|A great resource for help with the research process : research design, methodology, data collection & analysis etc.|
What might have been a "good enough" search for resources when you were an undergraduate, may not cut it as a graduate student: you will need to dig deeper and expand your universe, be better organized and more analytical. The resources discussed on this course site should help.
Broaden your horizons:
- go beyond our own library's collection: U of O, reciprocal borrowing, WorldCat, RACER (Interlibrary Loans)
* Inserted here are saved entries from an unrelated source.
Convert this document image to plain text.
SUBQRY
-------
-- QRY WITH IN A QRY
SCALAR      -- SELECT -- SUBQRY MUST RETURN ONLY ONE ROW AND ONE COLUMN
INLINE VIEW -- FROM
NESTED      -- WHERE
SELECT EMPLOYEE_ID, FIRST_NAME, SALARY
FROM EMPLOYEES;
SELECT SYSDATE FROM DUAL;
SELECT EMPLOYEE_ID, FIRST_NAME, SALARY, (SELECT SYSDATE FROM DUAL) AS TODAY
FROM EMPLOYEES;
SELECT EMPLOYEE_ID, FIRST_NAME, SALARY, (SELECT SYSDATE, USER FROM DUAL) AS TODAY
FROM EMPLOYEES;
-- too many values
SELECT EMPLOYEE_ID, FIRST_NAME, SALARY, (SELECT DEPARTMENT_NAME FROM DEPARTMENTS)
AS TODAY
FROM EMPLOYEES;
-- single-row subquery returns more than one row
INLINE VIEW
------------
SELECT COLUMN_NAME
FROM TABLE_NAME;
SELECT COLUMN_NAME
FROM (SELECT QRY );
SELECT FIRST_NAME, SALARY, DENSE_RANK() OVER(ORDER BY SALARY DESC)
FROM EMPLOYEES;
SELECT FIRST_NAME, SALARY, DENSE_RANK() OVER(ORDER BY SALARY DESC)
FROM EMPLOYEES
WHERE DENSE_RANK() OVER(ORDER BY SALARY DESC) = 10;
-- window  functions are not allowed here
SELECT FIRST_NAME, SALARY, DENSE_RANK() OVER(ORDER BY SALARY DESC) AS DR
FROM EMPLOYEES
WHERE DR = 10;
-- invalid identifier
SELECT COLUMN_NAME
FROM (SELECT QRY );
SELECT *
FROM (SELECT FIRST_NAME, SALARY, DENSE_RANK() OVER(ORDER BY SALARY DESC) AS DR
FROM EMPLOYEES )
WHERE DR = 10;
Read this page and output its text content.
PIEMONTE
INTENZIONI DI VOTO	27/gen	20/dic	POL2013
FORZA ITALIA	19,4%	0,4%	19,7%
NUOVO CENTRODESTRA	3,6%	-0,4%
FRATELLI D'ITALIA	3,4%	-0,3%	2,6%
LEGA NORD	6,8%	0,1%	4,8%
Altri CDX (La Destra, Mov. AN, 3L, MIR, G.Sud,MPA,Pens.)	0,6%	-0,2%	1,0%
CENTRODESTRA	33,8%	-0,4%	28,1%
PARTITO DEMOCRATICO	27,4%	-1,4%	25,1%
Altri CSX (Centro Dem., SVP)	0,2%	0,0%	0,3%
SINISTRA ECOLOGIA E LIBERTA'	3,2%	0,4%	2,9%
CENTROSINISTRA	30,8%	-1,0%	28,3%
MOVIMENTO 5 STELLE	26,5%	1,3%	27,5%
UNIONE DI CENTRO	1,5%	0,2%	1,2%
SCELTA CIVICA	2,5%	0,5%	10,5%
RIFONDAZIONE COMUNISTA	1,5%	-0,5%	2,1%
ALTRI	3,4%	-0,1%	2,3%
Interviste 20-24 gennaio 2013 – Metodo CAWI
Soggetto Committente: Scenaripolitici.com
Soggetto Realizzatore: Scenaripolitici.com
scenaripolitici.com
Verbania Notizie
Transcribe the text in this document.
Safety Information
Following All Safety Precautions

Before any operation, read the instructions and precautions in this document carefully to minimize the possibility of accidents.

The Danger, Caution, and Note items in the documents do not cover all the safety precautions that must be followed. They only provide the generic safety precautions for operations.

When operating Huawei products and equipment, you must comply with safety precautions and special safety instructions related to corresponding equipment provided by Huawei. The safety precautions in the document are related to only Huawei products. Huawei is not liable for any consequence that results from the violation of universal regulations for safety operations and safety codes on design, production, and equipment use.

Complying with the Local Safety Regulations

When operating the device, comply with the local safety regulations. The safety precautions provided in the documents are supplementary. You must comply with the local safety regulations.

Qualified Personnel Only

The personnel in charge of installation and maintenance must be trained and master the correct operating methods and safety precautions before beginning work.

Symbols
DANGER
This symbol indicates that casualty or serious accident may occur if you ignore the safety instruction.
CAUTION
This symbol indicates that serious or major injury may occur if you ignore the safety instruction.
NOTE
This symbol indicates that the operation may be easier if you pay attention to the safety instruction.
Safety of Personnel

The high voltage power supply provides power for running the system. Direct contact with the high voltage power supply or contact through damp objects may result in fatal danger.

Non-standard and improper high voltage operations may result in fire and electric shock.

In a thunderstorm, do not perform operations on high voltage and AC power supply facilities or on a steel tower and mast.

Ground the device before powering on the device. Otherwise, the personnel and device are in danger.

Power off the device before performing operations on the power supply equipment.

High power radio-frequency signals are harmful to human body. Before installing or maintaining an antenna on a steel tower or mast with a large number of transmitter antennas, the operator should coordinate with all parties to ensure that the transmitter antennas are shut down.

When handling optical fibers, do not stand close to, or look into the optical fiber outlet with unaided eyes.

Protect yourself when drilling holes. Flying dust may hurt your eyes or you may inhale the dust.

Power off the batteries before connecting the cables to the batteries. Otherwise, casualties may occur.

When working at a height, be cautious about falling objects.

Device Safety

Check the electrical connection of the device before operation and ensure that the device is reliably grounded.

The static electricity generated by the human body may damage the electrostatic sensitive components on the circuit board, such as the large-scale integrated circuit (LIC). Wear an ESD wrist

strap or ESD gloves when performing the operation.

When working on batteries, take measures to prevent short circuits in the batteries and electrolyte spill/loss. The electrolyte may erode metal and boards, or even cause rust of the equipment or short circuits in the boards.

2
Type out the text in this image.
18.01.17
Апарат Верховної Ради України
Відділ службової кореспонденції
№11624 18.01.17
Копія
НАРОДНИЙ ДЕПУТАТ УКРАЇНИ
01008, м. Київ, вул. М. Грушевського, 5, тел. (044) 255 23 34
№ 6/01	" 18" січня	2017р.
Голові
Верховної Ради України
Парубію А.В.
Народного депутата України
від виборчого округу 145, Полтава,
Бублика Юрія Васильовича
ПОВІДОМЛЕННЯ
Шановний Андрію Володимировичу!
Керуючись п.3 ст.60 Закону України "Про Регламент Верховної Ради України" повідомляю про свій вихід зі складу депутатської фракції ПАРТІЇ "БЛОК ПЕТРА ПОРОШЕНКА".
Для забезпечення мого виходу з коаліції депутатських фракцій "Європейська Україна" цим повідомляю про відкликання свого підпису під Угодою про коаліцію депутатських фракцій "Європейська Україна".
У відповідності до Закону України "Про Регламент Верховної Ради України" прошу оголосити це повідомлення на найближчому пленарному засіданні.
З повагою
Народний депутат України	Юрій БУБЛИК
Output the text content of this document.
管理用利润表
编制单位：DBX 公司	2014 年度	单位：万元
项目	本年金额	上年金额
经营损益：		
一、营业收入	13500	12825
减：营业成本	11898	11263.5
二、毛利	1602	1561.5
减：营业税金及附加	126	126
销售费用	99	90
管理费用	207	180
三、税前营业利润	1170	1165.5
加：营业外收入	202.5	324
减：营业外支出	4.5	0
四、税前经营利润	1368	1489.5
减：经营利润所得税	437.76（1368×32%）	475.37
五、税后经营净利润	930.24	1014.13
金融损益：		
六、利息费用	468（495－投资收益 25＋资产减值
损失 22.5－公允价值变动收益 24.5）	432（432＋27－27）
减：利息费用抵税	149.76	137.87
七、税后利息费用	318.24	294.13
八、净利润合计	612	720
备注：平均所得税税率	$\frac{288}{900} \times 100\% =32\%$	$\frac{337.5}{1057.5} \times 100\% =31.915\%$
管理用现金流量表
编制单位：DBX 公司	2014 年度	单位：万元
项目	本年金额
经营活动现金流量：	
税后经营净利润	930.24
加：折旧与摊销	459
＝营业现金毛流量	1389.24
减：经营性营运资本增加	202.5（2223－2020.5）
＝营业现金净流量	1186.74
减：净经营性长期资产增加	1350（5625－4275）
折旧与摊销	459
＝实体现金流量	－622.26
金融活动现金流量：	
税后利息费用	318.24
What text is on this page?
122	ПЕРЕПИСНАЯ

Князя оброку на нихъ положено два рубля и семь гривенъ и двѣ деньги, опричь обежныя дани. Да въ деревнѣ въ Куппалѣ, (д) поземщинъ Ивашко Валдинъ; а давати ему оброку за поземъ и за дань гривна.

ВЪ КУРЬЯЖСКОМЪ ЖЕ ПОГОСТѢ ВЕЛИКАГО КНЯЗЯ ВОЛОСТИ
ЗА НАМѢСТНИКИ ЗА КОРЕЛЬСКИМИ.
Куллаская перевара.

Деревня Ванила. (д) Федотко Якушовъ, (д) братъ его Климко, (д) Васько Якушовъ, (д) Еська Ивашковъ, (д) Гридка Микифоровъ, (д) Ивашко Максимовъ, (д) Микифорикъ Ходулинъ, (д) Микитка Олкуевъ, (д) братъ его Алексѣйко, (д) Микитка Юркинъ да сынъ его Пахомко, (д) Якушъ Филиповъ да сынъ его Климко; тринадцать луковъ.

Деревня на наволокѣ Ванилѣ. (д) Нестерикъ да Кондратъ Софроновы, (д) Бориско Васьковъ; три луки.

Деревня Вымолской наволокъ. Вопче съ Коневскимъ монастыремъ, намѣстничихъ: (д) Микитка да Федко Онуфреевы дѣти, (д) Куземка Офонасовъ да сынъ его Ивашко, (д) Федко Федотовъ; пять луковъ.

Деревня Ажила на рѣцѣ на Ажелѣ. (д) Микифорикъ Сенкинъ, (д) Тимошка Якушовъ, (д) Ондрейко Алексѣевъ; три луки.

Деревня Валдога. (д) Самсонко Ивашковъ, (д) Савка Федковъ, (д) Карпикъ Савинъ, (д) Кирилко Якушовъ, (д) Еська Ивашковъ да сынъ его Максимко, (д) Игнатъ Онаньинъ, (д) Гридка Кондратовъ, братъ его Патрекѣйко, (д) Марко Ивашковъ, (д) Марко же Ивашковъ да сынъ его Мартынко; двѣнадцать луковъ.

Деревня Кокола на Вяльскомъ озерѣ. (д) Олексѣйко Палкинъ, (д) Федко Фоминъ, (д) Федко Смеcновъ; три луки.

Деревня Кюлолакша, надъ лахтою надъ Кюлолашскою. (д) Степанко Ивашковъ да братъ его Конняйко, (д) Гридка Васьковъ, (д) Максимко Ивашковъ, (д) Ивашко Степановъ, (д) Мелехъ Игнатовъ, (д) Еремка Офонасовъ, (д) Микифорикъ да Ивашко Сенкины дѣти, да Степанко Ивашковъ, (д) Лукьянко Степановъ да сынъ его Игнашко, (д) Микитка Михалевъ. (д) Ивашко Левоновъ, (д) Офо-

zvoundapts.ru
- delve into new types of material: find theses, conference proceedings
- improve your searches by using thesauri and subject terms, following citation trails
Organize & analyze
- Citation managment tools: Mendeley, Zotero
- NVivo: qualitative data analysis
- Writing help, e.g. for literature reviews
There is no single prescribed way to do research: a good researcher will use a variety of sources and techniques and will understand that it is an iterative process. The following are just some of the steps you can take
- Do some background reading, for example in encyclopedias, introductory texts. This is particularly useful if you are starting research in a topic you are not too familiar with. This can provide overviews, context, and specialized vocabulary. Examples are:
- Talk to people: ask a classmate or a professor if they can recommend readings for a particular topic
The basis of just about any search is a keyword search, but there is a lot you can do to improve on a basic 1 or 2 word search
- Use advanced search screens: often they will have extra search parameters you can use
- Use truncation: most databases will let you use the * to pick up all forms of a particular word. Use it at the end of the root of a word. Example: technolog* will allow you to find not just "technology" but also technological, technologic, technologically....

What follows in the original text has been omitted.